Dawn Upshaw, this season's SFCMF artist in residence and the work's soloist, has been associated with "Ayre" from its beginning. She's long been a champion of new compositions, and vocal challenges abound in "Ayre," with the singer required to sing, mutter, intone and speak. Upshaw's glowing middle range was more than up to the task. Golijov's score is notable also for his sophisticated, iridescent instrumentation, often electronically augmented. The concert thrilled its audience at St. Francis Auditorium. Frankly, I'd rather have heard it at Bleecker Street's (le) poisson rouge.


Remember last year’s Jeremy Denk recital, his lucid commentary upon and performance of the Ives “Concord Sonata”? The man was back this season with what he proclaimed a “perverse” program. Denk opened with Bach’s F-sharp Minor Toccata, a many-sectioned, many-key-signatured touch-piece with a final fugue concluding in F-sharp Major. This gave Denk perverse permission to proceed without pause into the first of the six Ligeti Piano Études, Book One (1985), wittily entitled “Désordre,” also in Bach’s key and also a demanding touch-piece.


Like the Chopin études, each of Ligeti's focuses on a single technical issue: diatonal versus pentatonal pitch fields; blocked-out, unsounded notes; daunting polyrhythms. Also like Chopin, each has a distinct musical personality requiring enormous technical skills. Denk makes nothing of Ligeti's superhuman difficulties. Bringing a surprising (perhaps perverse?) conclusion to the program, Denk's reading of the Beethoven Sonata No. 32, Op. 111, the composer's last, was luminous, fluent, probing.

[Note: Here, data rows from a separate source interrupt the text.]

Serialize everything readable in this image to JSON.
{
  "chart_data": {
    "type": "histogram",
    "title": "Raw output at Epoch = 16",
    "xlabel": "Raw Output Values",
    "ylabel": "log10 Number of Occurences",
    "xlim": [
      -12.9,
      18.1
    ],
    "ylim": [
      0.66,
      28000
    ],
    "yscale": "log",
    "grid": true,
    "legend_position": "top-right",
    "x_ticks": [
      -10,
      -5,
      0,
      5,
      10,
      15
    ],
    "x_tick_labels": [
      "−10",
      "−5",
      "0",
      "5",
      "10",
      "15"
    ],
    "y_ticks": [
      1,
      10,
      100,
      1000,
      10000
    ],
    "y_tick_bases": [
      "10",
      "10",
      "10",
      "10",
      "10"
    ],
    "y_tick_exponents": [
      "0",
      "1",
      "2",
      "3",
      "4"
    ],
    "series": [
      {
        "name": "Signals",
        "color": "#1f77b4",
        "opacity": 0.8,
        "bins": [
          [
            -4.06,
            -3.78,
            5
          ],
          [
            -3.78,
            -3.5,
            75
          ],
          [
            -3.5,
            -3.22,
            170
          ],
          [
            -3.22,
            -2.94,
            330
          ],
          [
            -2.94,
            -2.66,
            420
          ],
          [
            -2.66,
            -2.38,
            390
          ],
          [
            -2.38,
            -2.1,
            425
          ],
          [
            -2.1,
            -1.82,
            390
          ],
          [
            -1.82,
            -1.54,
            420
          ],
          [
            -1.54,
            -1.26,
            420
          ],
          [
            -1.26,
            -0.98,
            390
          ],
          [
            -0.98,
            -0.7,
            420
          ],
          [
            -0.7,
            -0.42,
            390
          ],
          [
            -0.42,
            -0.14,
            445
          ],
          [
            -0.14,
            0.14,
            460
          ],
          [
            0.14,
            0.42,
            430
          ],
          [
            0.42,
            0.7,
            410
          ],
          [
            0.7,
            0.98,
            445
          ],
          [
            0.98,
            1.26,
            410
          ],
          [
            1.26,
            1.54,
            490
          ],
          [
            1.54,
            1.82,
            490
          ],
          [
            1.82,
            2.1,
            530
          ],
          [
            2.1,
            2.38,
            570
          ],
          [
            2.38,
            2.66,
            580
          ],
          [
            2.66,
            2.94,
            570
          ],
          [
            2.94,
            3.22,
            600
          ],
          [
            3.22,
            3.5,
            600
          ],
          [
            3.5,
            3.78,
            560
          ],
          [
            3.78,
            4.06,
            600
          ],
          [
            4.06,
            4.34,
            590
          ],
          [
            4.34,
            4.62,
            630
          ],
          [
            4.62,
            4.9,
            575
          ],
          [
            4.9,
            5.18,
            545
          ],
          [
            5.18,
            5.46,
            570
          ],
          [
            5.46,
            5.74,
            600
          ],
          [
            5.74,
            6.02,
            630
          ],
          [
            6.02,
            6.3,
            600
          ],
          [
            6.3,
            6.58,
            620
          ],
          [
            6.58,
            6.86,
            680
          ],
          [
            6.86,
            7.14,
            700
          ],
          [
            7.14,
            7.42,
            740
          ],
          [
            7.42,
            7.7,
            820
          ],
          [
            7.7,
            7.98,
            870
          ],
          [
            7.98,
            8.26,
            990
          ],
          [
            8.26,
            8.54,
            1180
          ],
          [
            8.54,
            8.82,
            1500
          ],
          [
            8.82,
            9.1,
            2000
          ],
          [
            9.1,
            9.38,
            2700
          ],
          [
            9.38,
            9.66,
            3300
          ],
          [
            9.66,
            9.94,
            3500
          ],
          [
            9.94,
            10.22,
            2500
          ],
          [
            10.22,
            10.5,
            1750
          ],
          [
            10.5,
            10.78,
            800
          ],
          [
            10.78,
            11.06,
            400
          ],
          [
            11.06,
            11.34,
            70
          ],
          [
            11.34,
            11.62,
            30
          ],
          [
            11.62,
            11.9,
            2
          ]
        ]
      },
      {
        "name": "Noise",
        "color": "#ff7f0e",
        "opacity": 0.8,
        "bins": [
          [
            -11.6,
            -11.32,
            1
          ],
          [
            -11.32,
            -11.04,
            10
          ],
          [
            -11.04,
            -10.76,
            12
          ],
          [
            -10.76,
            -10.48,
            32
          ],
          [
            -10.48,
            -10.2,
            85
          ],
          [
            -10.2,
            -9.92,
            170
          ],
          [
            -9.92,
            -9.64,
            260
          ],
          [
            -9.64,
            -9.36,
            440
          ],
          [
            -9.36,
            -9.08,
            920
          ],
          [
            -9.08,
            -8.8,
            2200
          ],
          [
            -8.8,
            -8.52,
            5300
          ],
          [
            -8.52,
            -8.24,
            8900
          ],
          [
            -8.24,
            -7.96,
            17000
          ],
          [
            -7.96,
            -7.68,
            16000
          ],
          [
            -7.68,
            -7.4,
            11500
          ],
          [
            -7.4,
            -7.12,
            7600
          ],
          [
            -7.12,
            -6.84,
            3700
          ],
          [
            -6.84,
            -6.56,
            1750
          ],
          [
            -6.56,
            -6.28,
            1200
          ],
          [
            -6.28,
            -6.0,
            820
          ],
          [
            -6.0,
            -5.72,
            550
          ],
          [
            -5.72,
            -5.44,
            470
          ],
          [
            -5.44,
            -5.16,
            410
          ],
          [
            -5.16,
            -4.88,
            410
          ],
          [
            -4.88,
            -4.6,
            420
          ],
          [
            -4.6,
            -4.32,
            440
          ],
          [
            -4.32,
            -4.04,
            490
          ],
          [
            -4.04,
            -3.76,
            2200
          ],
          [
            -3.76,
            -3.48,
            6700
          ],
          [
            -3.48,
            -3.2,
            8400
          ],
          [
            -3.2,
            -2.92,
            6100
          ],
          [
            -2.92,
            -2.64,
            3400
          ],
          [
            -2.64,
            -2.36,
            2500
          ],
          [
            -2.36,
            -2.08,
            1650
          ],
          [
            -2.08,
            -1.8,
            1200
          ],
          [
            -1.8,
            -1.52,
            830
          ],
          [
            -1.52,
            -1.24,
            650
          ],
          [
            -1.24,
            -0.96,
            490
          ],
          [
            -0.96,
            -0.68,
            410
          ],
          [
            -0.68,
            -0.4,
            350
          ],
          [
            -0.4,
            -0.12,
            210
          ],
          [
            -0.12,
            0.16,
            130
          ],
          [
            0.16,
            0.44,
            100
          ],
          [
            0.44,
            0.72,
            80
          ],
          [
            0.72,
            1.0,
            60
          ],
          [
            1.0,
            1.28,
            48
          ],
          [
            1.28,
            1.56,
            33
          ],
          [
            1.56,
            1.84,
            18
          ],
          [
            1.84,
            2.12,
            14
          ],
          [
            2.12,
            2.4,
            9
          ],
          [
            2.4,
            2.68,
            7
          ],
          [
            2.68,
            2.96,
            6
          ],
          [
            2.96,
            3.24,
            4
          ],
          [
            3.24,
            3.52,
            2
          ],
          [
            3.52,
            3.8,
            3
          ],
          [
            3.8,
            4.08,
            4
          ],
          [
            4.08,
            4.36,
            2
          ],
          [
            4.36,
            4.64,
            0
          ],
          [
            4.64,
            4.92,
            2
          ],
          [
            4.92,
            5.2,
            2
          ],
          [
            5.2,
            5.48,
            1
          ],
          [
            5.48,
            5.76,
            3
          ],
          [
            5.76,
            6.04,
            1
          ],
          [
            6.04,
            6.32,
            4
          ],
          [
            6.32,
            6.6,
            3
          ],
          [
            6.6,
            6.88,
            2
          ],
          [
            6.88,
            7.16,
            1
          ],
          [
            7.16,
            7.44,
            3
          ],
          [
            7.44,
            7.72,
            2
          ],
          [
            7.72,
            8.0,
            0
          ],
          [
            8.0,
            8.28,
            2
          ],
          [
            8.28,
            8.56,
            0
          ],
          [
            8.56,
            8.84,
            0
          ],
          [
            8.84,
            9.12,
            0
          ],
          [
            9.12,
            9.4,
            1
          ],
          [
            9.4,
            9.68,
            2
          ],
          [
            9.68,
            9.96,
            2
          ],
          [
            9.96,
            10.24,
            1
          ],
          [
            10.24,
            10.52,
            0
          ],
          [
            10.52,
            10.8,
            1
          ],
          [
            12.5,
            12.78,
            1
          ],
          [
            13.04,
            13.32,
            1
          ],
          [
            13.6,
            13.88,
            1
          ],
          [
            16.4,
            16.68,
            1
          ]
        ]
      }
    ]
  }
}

The SFCMF's Aug. 3 noon concert featured six artists, all borrowed from the Santa Fe Opera's orchestra, in a swell, summery program for piano and winds definitely ranking among those "sounds and sweet airs that give delight and hurt not" that Caliban brags about. The Mozart Quintet for Piano and Winds, K. 452, received a sterling performance from the SFO's chief conductor, Frédéric Chaslin, piano, plus Robert Ingliss, oboe; Todd Levy, clarinet; Theodore Soluri, bassoon; and Gabrielle Finck, horn.


With the composer at the piano, Chaslin’s exuberant “Gypsy Dance” from his 2010 opera, Wuthering Heights, recalled every many-splendored Hungarian rhapsody you’ve ever heard. Flutist Bart Feller joined the ensemble for Poulenc’s hyper-Gallic Sextet for Piano and Winds, in a fearless, effervescent, chic reading that sent all of us smiling into the sunshine.